As Christmas approaches, we reflect: it remains an incredible joy, mystery, consolation, yet dramatic challenge that God is born as a defenseless baby to rescue us from the power of the devil. This is the central point in history. Thus, if God acts so radically, my response cannot be routine; it must likewise be radical!! To be a real disciple of Jesus Christ means to definitively alter my life to greater devotion to our Blessed Lord. To engage in a personal encounter with Christ is to be transformed; by joy, by relief, by consolation that God wishes me to join Him in paradise forever, and that He will pour Himself out on the Cross, suffering pain that no human being before or since ever suffered, because of Divine love.
But in turn, radical love given demands a radical love returned. St. Mother Teresa spoke many times of rescuing someone dying on the street, who suddenly embraces God because they realize what God offers them. How do I fire up the engine in my soul to embrace God more radically and achieve a happiness the world cannot give? The basics, as Our Lord tells us, are Holy Mass every Sunday, a full confession, and daily prayer. Coupled with almsgiving; that is, giving ourselves to the neglected and poor with food, monetary support, and our presence. We know we “feel good” after such activities. But, it is not because we are doing good things, it is because we conform ourselves to Christ. Our soul is slowly transformed, and the fire of God’s love burns brighter and more palpa- bly. But key: the true spiritual value of our good works is directly proportional to how deep is our union with Christ and His timeless teachings on faith and morality.
So, as we grab the egg nog, let us challenge ourselves to radically respond. Let’s end with some magnificent words from Pope St. Leo the Great in the fifth century:
Dearly beloved, today our Savior is born; let us rejoice. Sadness should have no place on the birthday of life. The fear of death has been swallowed up; life brings us joy with the promise of eternal happiness. No one is shut out from this joy; all share the same reason for rejoicing. Our Lord, victor over sin and death, finding no man free from sin, came to free us all. Let the saint rejoice as he sees the palm of victory at hand. Let the sinner be glad as he receives the offer of forgiveness. Let the pagan take courage as he is summoned to life. Christian, remember your dignity, and now that you share in God’s own nature, do not return by sin to your former base condition. Bear in mind who is your head and of whose body you are a member. Do not forget
that you have been rescued from the power of darkness and brought into the light of God’s kingdom.

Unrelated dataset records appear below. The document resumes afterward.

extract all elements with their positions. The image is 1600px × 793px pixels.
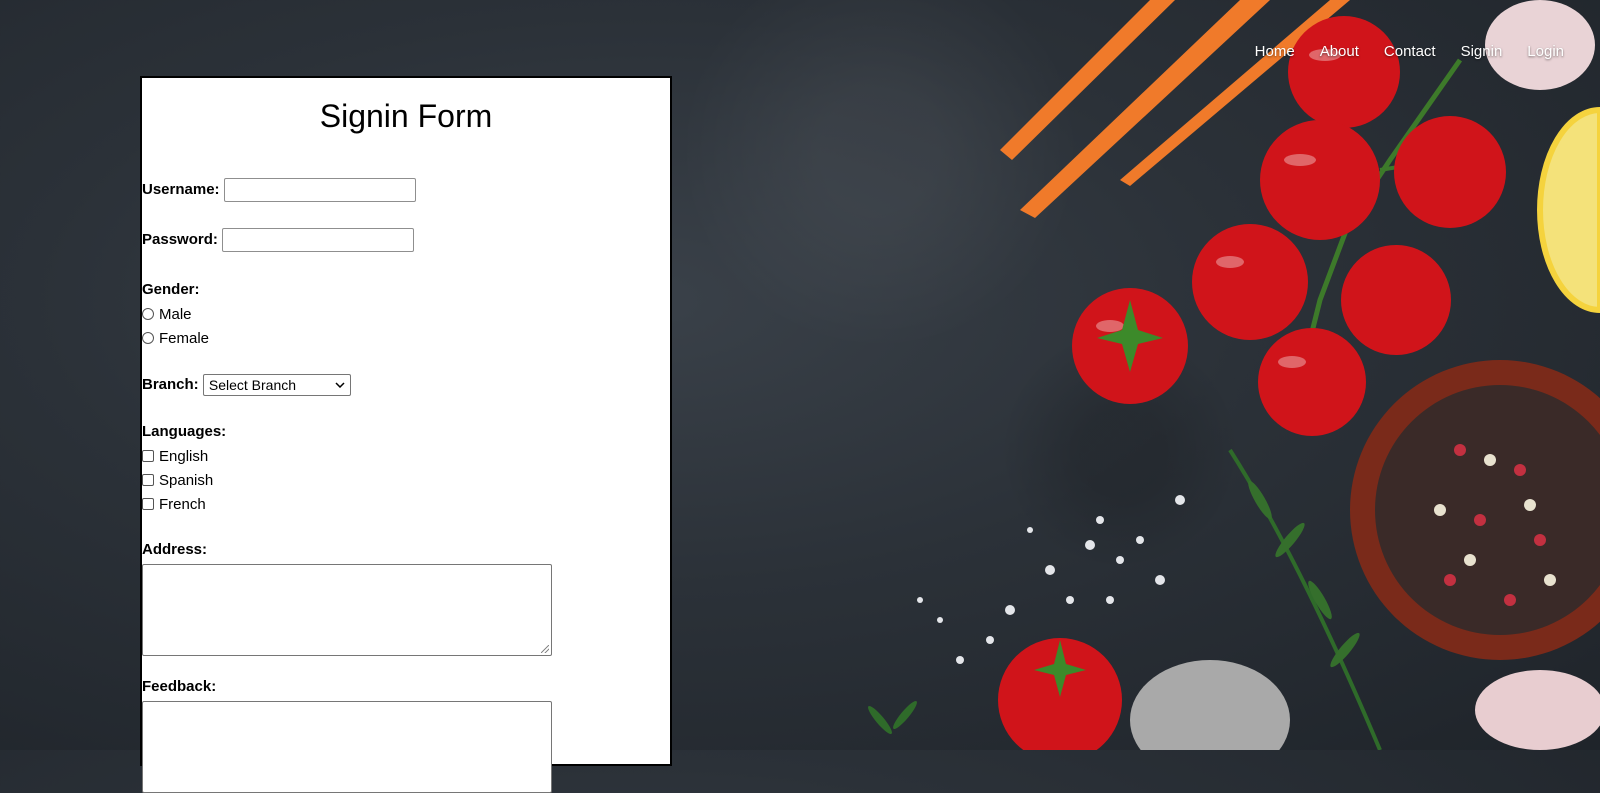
username-row: Username: xyxy=(142,178,416,202)
male-radio[interactable] xyxy=(142,308,154,320)
female-radio-label: Female xyxy=(159,329,210,347)
password-input[interactable] xyxy=(222,228,415,252)
gender-option-female[interactable]: Female xyxy=(142,326,209,350)
languages-group: Languages: English Spanish French xyxy=(142,423,226,516)
password-label: Password: xyxy=(142,230,218,248)
feedback-group: Feedback: xyxy=(142,678,552,793)
carrots xyxy=(1000,0,1350,218)
pepper-grinder xyxy=(1130,660,1290,750)
rosemary-sprig xyxy=(1228,448,1382,750)
spanish-checkbox-label: Spanish xyxy=(159,471,214,489)
nav-signin-link[interactable]: Signin xyxy=(1461,43,1503,60)
english-checkbox-label: English xyxy=(159,447,209,465)
signin-form-panel: Signin Form Username: Password: Gender: … xyxy=(140,76,672,793)
language-option-spanish[interactable]: Spanish xyxy=(142,468,226,492)
feedback-textarea[interactable] xyxy=(142,701,552,793)
address-textarea[interactable] xyxy=(142,564,552,656)
french-checkbox[interactable] xyxy=(142,498,154,510)
language-option-english[interactable]: English xyxy=(142,444,226,468)
english-checkbox[interactable] xyxy=(142,450,154,462)
garlic-bottom xyxy=(1475,670,1600,750)
french-checkbox-label: French xyxy=(159,495,206,513)
nav-login-link[interactable]: Login xyxy=(1527,43,1564,60)
username-label: Username: xyxy=(142,180,220,198)
gender-option-male[interactable]: Male xyxy=(142,302,209,326)
branch-select-value: Select Branch xyxy=(208,377,297,393)
nav-home-link[interactable]: Home xyxy=(1255,43,1295,60)
form-title: Signin Form xyxy=(319,98,493,134)
branch-select[interactable]: Select Branch xyxy=(202,374,351,396)
nav-about-link[interactable]: About xyxy=(1320,43,1359,60)
chevron-down-icon xyxy=(335,382,345,388)
male-radio-label: Male xyxy=(159,305,192,323)
pepper-bowl xyxy=(1350,360,1600,660)
languages-label: Languages: xyxy=(142,423,227,440)
branch-label: Branch: xyxy=(142,375,199,393)
spanish-checkbox[interactable] xyxy=(142,474,154,486)
gender-label: Gender: xyxy=(142,281,200,298)
salt-crystals xyxy=(917,495,1185,664)
username-input[interactable] xyxy=(223,178,416,202)
resize-grip-icon[interactable] xyxy=(541,645,549,653)
female-radio[interactable] xyxy=(142,332,154,344)
branch-row: Branch: Select Branch xyxy=(142,374,351,396)
language-option-french[interactable]: French xyxy=(142,492,226,516)
gender-group: Gender: Male Female xyxy=(142,281,209,350)
address-label: Address: xyxy=(142,541,208,558)
lemon-slice xyxy=(1537,106,1600,314)
nav-contact-link[interactable]: Contact xyxy=(1384,43,1436,60)
address-group: Address: xyxy=(142,541,552,656)
cherry-tomatoes xyxy=(998,16,1506,750)
feedback-label: Feedback: xyxy=(142,678,217,695)
password-row: Password: xyxy=(142,228,415,252)
top-nav: Home About Contact Signin Login xyxy=(1230,43,1564,60)
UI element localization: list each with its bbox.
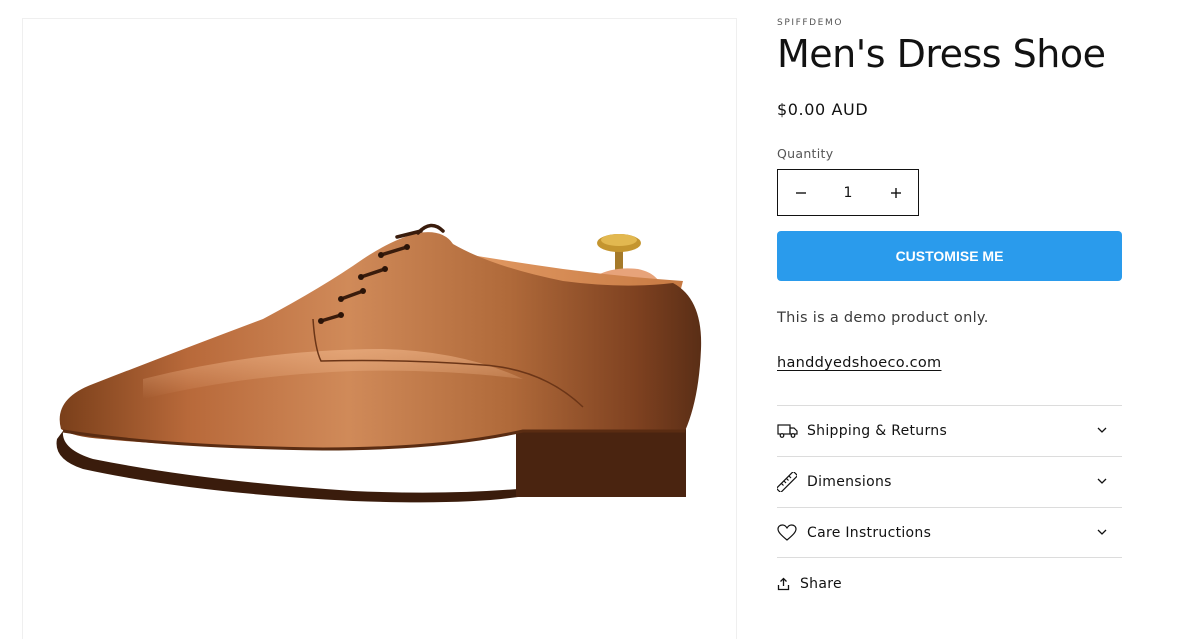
quantity-stepper	[777, 169, 919, 216]
ruler-icon	[777, 471, 799, 493]
accordion-label: Shipping & Returns	[807, 423, 948, 439]
chevron-down-icon	[1097, 529, 1107, 535]
chevron-down-icon	[1097, 478, 1107, 484]
minus-icon	[795, 191, 806, 194]
vendor-label: SPIFFDEMO	[777, 18, 844, 28]
accordion-shipping-returns[interactable]: Shipping & Returns	[777, 405, 1122, 456]
accordion-label: Care Instructions	[807, 524, 932, 541]
vendor-website-link[interactable]: handdyedshoeco.com	[777, 355, 941, 371]
product-media	[22, 18, 737, 639]
quantity-increase-button[interactable]	[873, 170, 918, 215]
product-title: Men's Dress Shoe	[777, 32, 1106, 76]
customise-button[interactable]: CUSTOMISE ME	[777, 231, 1122, 281]
share-button[interactable]: Share	[777, 576, 842, 592]
chevron-down-icon	[1097, 427, 1107, 433]
plus-icon	[890, 187, 901, 198]
quantity-label: Quantity	[777, 146, 834, 161]
product-image[interactable]	[23, 19, 738, 639]
quantity-decrease-button[interactable]	[778, 170, 823, 215]
truck-icon	[777, 420, 799, 442]
accordion-care-instructions[interactable]: Care Instructions	[777, 507, 1122, 558]
product-accordion: Shipping & Returns Dimensions Care Instr…	[777, 405, 1122, 558]
share-icon	[777, 577, 790, 591]
share-label: Share	[800, 576, 842, 592]
accordion-label: Dimensions	[807, 474, 892, 490]
product-description: This is a demo product only.	[777, 310, 989, 326]
product-price: $0.00 AUD	[777, 100, 869, 119]
heart-icon	[777, 522, 799, 544]
accordion-dimensions[interactable]: Dimensions	[777, 456, 1122, 507]
quantity-input[interactable]	[823, 170, 873, 215]
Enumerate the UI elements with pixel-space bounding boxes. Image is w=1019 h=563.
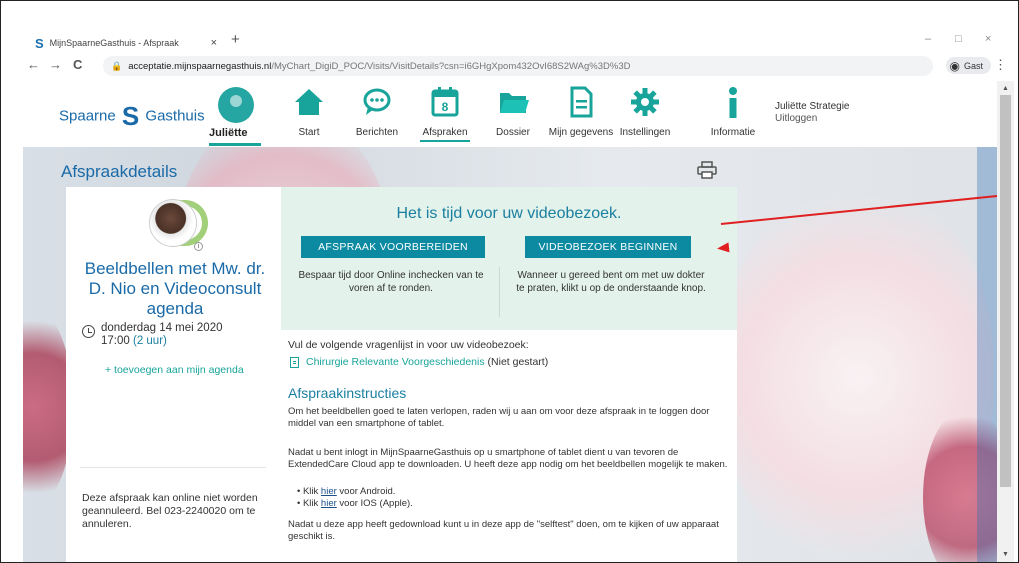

Special thanks to our Knights of Columbus and Pro life committee for tremendous work in sponsoring St. Nick in the gym two weeks ago after Masses with egg sandwiches and coffee and… 300 sandwiches gone! Special thanks also to our incredible adult and children’s choirs led by our music director Carolina Flores and organist/pianist Aymeric Dupre. A great concert with a wonderful turnout; beauty that brings us more deeply into Christ.